Percutaneous nephrostomy for palliation of metastatic ureteral obstruction.

作者信息

Culkin D J, Wheeler J S, Marsans R E, Nam S I, Canning J R

出版信息

Urology. 1987 Sep;30(3):229-31. doi: 10.1016/0090-4295(87)90240-8.

Abstract

Urinary diversion for palliation of metastatic ureteral obstruction has been associated with high rates of morbidity and mortality, especially with open surgical nephrostomies. An evaluation of percutaneous nephrostomy drainage for the palliation of metastatic ureteral obstruction in 27 patients revealed an increase in survival with decreased morbidity, and a follow-up ranging from three to twenty-five months. The mean survival of all patients was 6.63 months (N = 19), with 8 patients still alive. The histology was the main determinant of length of survival, with prostate, rectal, and cervical cancer patients surviving the longest. The perioperative mortality was 11.1 per cent (3/27), and the postoperative complications consisted of hemorrhage requiring transfusion 29.6 per cent (8/27), gastrointestinal bleeding 3.7 per cent (1/27), and dislodged nephrostomy tubes 44.4 per cent (12/27).

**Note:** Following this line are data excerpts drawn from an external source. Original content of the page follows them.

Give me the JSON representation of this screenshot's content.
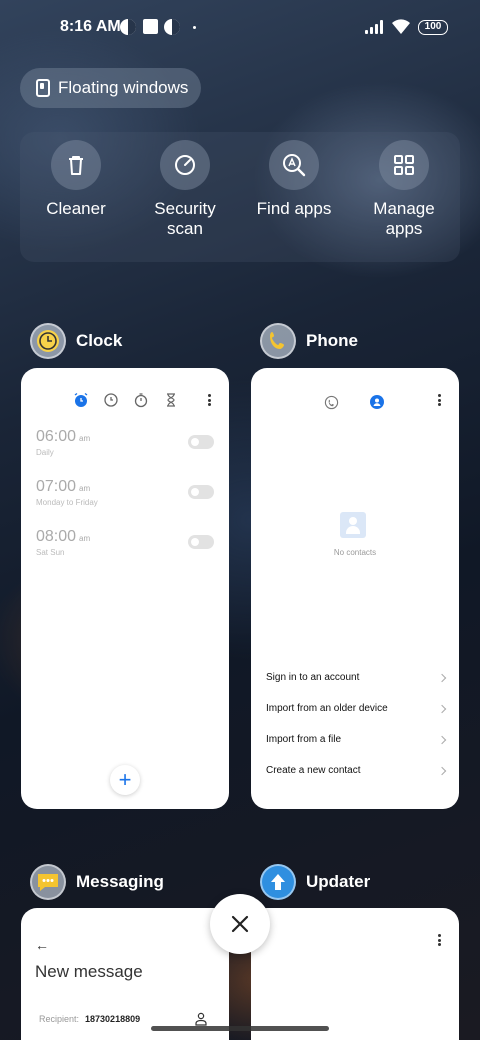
{
  "status_bar": {
    "time": "8:16 AM",
    "battery": "100"
  },
  "floating_windows": {
    "label": "Floating windows"
  },
  "quick_actions": [
    {
      "label": "Cleaner",
      "icon": "trash-icon"
    },
    {
      "label": "Security scan",
      "icon": "speed-gauge-icon"
    },
    {
      "label": "Find apps",
      "icon": "search-app-icon"
    },
    {
      "label": "Manage apps",
      "icon": "grid-icon"
    }
  ],
  "apps": {
    "clock": {
      "name": "Clock",
      "alarms": [
        {
          "time": "06:00",
          "ampm": "am",
          "days": "Daily"
        },
        {
          "time": "07:00",
          "ampm": "am",
          "days": "Monday to Friday"
        },
        {
          "time": "08:00",
          "ampm": "am",
          "days": "Sat Sun"
        }
      ]
    },
    "phone": {
      "name": "Phone",
      "empty_text": "No contacts",
      "options": [
        "Sign in to an account",
        "Import from an older device",
        "Import from a file",
        "Create a new contact"
      ]
    },
    "messaging": {
      "name": "Messaging",
      "title": "New message",
      "recipient_label": "Recipient:",
      "recipient_value": "18730218809"
    },
    "updater": {
      "name": "Updater"
    }
  },
  "colors": {
    "accent": "#1a73e8"
  }
}
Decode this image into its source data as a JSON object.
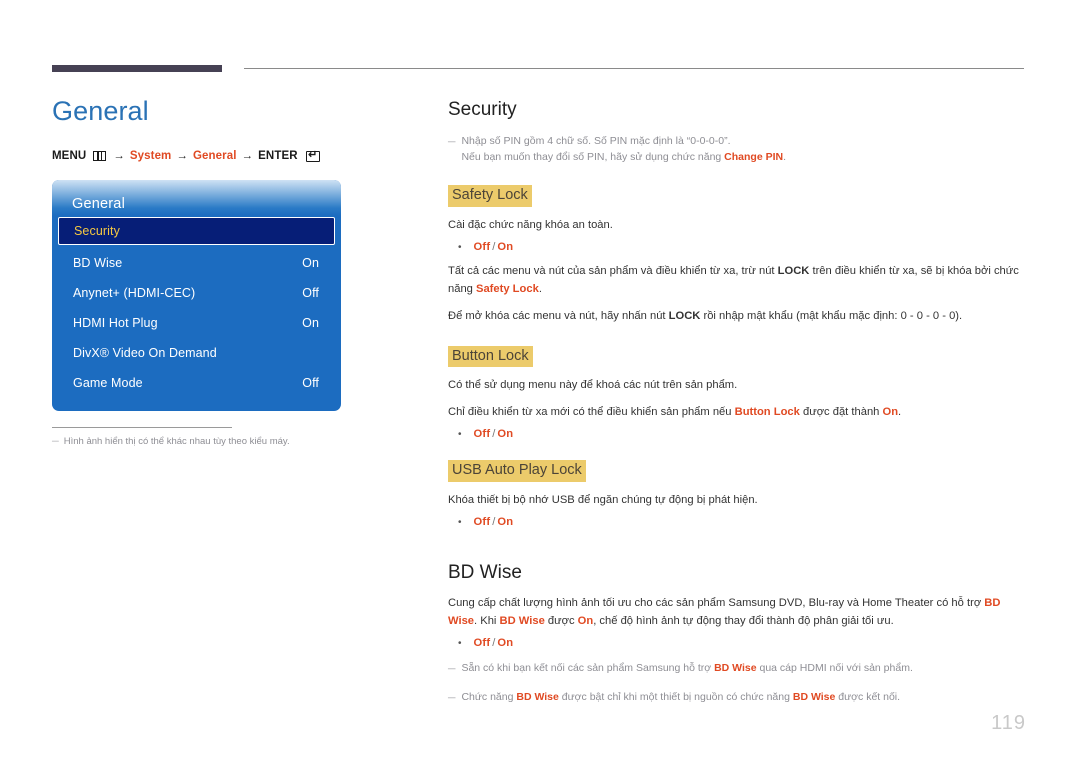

Percutaneous nephrostomy drainage is a less morbid procedure than open surgical procedures, and the main determinant of length of survival is the histology of the primary tumor in patients with metastatic ureteral obstruction.

摘要

转移性输尿管梗阻的姑息性尿流改道术与高发病率和死亡率相关,尤其是开放性手术肾造瘘术。对27例转移性输尿管梗阻患者进行经皮肾造瘘引流术的评估发现,患者生存率提高,发病率降低,随访时间为3至25个月。所有患者的平均生存期为6.63个月(N = 19),8例患者仍存活。组织学是生存时间的主要决定因素,前列腺癌、直肠癌和宫颈癌患者存活时间最长。围手术期死亡率为11.1%(3/27),术后并发症包括需要输血的出血29.6%(8/27)、胃肠道出血3.7%(1/27)和肾造瘘管移位44.4%(12/27)。经皮肾造瘘引流术比开放性手术的发病率更低,转移性输尿管梗阻患者生存时间的主要决定因素是原发肿瘤的组织学类型。